Be that as it may, here is what Don had to say on “The Subject of ‘50s Instrumentals.”

“The Twentieth Century was a great period for American music. Every generation has had its own music. We have our favorite songs that evoke memories of the past and bring just a little more happiness to the present. At least, it used to be that way.

“The 1940s and the ’50s are my favorite musical period. The Big Band sound was in full swing in the ‘40s. And then things changed. Frank Sinatra proved a singer could go it alone when he split from Tommy Dorsey and crooned his way to stardom.

“With the advent of the fifties, less emphasis was put on the Big Band sound. The singer became the focal point of musical entertainment. And a new kind of music was coming — Rock ’n Roll.

“The advent of the sixties saw the single singer like Elvis Presley, Bobby Vinton, Bobby Darin, Frankie Avalon, Paul Anka, Ricky Nelson and Brenda Lee.

“This kind of singer dominated the charts, and then evolved as the decade progressed and the groups gradually took over.

“Yet — there was a musical genre in the ’50s that we tend to overlook but was quite extraordinary — instrumental music.

“Great songs! Great listening! Here is a trip back in ’50s musical memory — ‘50s instrumentals.
“So let’s go back once more in time and enjoy the ’50s.”

His letter was signed “Musically, Don Miller,” and he enclosed a CD of a couple dozen songs that he apparently put together himself.

However he did it, the result was wonderful.
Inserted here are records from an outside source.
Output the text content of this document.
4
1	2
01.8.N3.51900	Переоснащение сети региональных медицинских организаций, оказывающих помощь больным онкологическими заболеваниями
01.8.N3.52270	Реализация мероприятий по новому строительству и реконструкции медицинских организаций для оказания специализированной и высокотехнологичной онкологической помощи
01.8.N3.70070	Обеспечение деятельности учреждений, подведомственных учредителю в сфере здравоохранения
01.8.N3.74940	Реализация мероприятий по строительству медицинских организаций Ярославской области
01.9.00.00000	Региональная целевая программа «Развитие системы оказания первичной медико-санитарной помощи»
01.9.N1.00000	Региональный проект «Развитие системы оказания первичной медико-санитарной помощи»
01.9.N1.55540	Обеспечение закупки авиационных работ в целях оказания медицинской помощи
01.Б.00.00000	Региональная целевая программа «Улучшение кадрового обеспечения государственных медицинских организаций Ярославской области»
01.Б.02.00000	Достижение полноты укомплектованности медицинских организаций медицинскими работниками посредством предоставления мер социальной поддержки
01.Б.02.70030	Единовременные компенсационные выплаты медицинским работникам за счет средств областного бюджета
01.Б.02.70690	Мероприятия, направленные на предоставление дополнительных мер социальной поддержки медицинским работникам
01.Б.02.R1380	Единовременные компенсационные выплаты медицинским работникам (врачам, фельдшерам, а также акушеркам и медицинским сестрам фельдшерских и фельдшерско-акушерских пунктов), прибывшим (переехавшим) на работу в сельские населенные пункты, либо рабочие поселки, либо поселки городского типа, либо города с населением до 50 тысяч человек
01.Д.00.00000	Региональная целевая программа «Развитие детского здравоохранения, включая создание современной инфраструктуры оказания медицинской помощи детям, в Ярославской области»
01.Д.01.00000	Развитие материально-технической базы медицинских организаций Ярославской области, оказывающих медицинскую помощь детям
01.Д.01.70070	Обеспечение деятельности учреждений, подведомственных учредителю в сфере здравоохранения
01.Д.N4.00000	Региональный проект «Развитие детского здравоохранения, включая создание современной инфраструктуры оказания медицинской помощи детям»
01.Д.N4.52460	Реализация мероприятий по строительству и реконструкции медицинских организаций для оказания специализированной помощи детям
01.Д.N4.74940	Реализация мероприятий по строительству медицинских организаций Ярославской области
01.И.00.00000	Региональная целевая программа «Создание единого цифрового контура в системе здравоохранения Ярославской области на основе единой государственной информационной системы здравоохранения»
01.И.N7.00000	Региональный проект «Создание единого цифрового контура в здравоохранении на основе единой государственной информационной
I thought you might enjoy Don’s comments, so here are a few more he has sent me over the years. (As I have told you before, I have a tendency to accumulate things, including notes.) All of them were accompanied by CDs. For example:

“I could not resist sending you this CD. It was recorded in London — 1959. And Basie’s phenomenal instrument of a band swung even more than its great predecessors.

“But what I really noticed is that it has more Basie piano than I have heard on previous recordings, and it illustrates how music can come with so few notes. Enjoy!
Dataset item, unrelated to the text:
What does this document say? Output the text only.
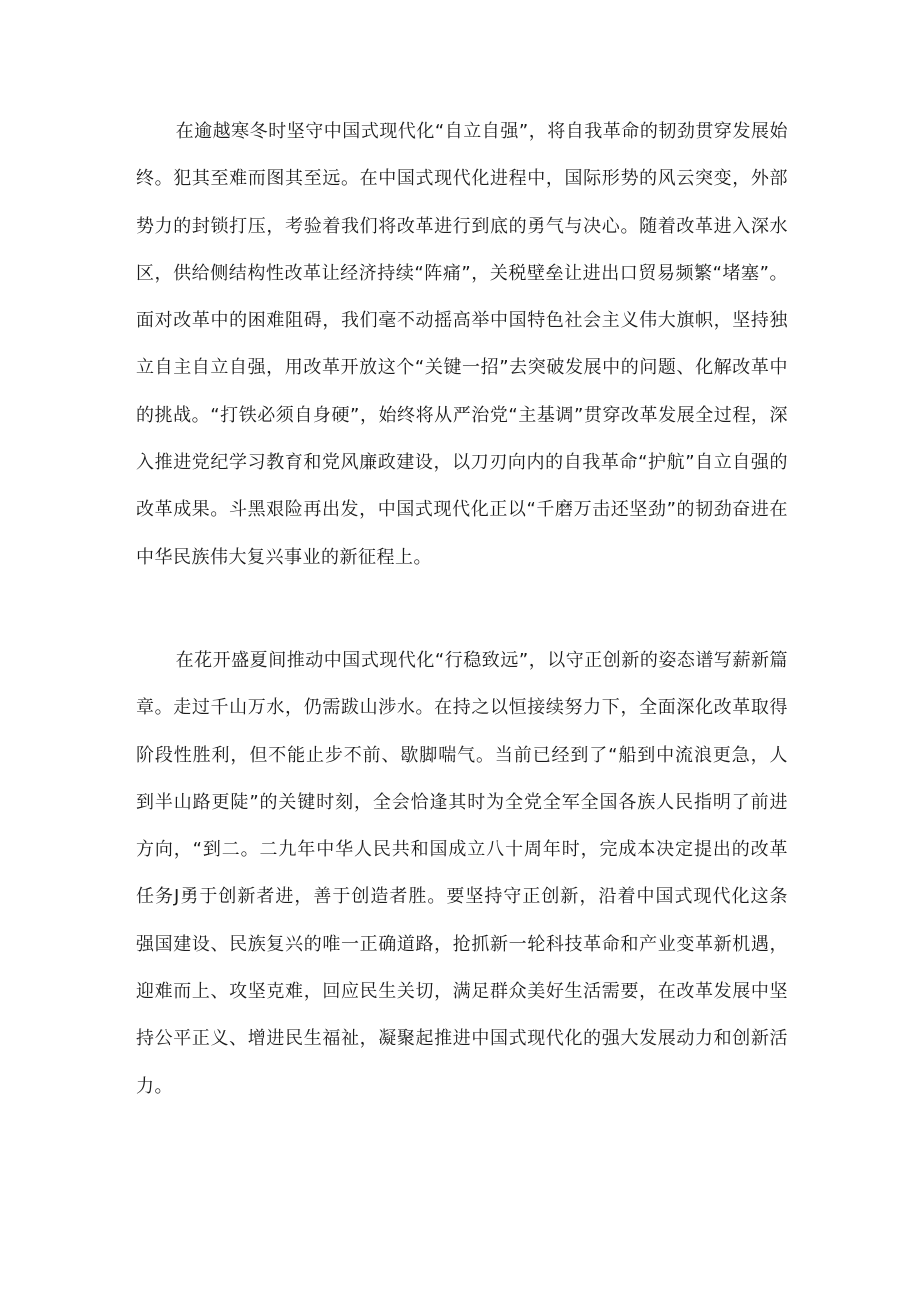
在逾越寒冬时坚守中国式现代化“自立自强”，将自我革命的韧劲贯穿发展始终。犯其至难而图其至远。在中国式现代化进程中，国际形势的风云突变，外部势力的封锁打压，考验着我们将改革进行到底的勇气与决心。随着改革进入深水区，供给侧结构性改革让经济持续“阵痛”，关税壁垒让进出口贸易频繁“堵塞”。面对改革中的困难阻碍，我们毫不动摇高举中国特色社会主义伟大旗帜，坚持独立自主自立自强，用改革开放这个“关键一招”去突破发展中的问题、化解改革中的挑战。“打铁必须自身硬”，始终将从严治党“主基调”贯穿改革发展全过程，深入推进党纪学习教育和党风廉政建设，以刀刃向内的自我革命“护航”自立自强的改革成果。斗黑艰险再出发，中国式现代化正以“千磨万击还坚劲”的韧劲奋进在中华民族伟大复兴事业的新征程上。

在花开盛夏间推动中国式现代化“行稳致远”，以守正创新的姿态谱写薪新篇章。走过千山万水，仍需跋山涉水。在持之以恒接续努力下，全面深化改革取得阶段性胜利，但不能止步不前、歇脚喘气。当前已经到了“船到中流浪更急，人到半山路更陡”的关键时刻，全会恰逢其时为全党全军全国各族人民指明了前进方向，“到二。二九年中华人民共和国成立八十周年时，完成本决定提出的改革任务J勇于创新者进，善于创造者胜。要坚持守正创新，沿着中国式现代化这条强国建设、民族复兴的唯一正确道路，抢抓新一轮科技革命和产业变革新机遇，迎难而上、攻坚克难，回应民生关切，满足群众美好生活需要，在改革发展中坚持公平正义、增进民生福祉，凝聚起推进中国式现代化的强大发展动力和创新活力。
“Also, for the lady of the house I cooked up a special Valentine present from you. ‘I Love You Just the Way You Are,’ five times (or more.)”

Thanks so much, Don. Much appreciated. She appreciated it also. By the way, his reference is to William (Count) Basie of Red Bank, N.J.

Want more? Here’s another letter Don wrote nearly three years ago:

“Here’s one I think you will enjoy. Oscar’s not only a great player, but a fantastic accompanist. Musical regards.”

The CD contained 11 songs recorded by Anita O’Day with the Oscar Peterson Trio. Incredible! In my view, Oscar Peterson was the greatest pianist who ever lived, and Anita was the second greatest female vocalist of all time. No. 1 was Sarah Vaughan.

I have room for one more note from Don:

“I just returned from Florida. Last Saturday night I attended a concert of the Symphonic Band of the Palm Beaches. The concert featured Dr. Bill Prince.

“Bill is a musician extraordinaire. I’m going to sound like a broken record, but here again is a CD that is one of the best I’ve ever heard.

“Dr. Prince plays every instrument on the CD. The phrase ‘jack-of-all-trades and master of none’ — well, Bill Prince is the ace-king of musical instruments and master of them all.

“I think you will enjoy this one-man show.”

I sure did. I hope you enjoyed Don’s commentaries.

And taking this route to writing a column saved me no time at all. It took me as long to type this column as it takes me any other Monday afternoon, when I’m trying to get home so I can watch Sam Rutigliano’s comments on Sunday’s Browns game that I recorded Sunday night, because he comes on after my bedtime.